A team from MIT's Microsystems Technology Laboratory has created a chip that quickly and easily fixes common mistakes of smartphone images. In just a fraction of a second and using a lot less power, this processor can fix issues such as unsightly lighting and image noise that are common with smartphone cameras.

Funded by the Foxconn Technology Group based in Taiwan, the team designed a processor that is pretty impressive. And, if it works like they claim, you'll be taking amazing smartphone images with just a tap of the screen.

This way-to-complex-for-most-of-us-to-truly-understand processor can handle the task of creating perfectly exposed images in a matter of milliseconds. How does this work? The processor takes 3 images: one underexposed, one correctly exposed and one overexposed and merges them together to form an image that captures details in both the dark and light areas of the picture.
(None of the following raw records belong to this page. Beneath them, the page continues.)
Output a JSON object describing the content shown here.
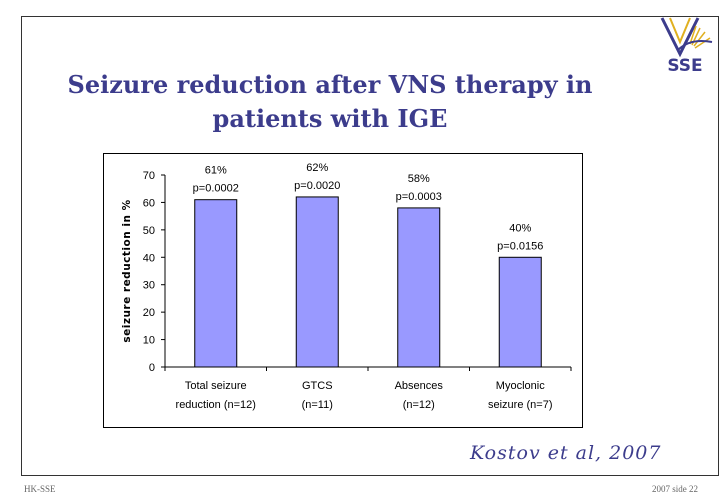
{
  "slide": {
    "title": "Seizure reduction after VNS therapy in patients with IGE",
    "citation": "Kostov et al, 2007",
    "footer_left": "HK-SSE",
    "footer_right": "2007 side 22",
    "logo_text": "SSE",
    "accent_color": "#3c3c8c"
  },
  "chart_data": {
    "type": "bar",
    "ylabel": "seizure reduction in %",
    "ylim": [
      0,
      70
    ],
    "yticks": [
      0,
      10,
      20,
      30,
      40,
      50,
      60,
      70
    ],
    "grid": false,
    "bar_color": "#9999ff",
    "categories": [
      [
        "Total seizure",
        "reduction (n=12)"
      ],
      [
        "GTCS",
        "(n=11)"
      ],
      [
        "Absences",
        "(n=12)"
      ],
      [
        "Myoclonic",
        "seizure (n=7)"
      ]
    ],
    "values": [
      61,
      62,
      58,
      40
    ],
    "data_labels": [
      [
        "61%",
        "p=0.0002"
      ],
      [
        "62%",
        "p=0.0020"
      ],
      [
        "58%",
        "p=0.0003"
      ],
      [
        "40%",
        "p=0.0156"
      ]
    ]
  }
}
Also, the processor works with the phone's camera flash to properly light an image. The chip takes two images: one with flash and one without. It merges these two images, preserving the ambient lighting from one image while using the details from the other. Finally, the processor eliminates noise from the image by using a bilateral filter to preserve outlines while selectively blurring pixels. The chip uses a complex bilateral grid in order for the filter to correctly blur pixels, yet not allowing it to blur across edges. All of these tasks will work together to create a more pleasing smartphone image.

The MIT team will be presenting their chip at the International Solid-State Circuits Conference in San Francisco this month. Good luck you guys! We hope you can rid the world of blown-out selfies, ugly food images and underexposed party pictures.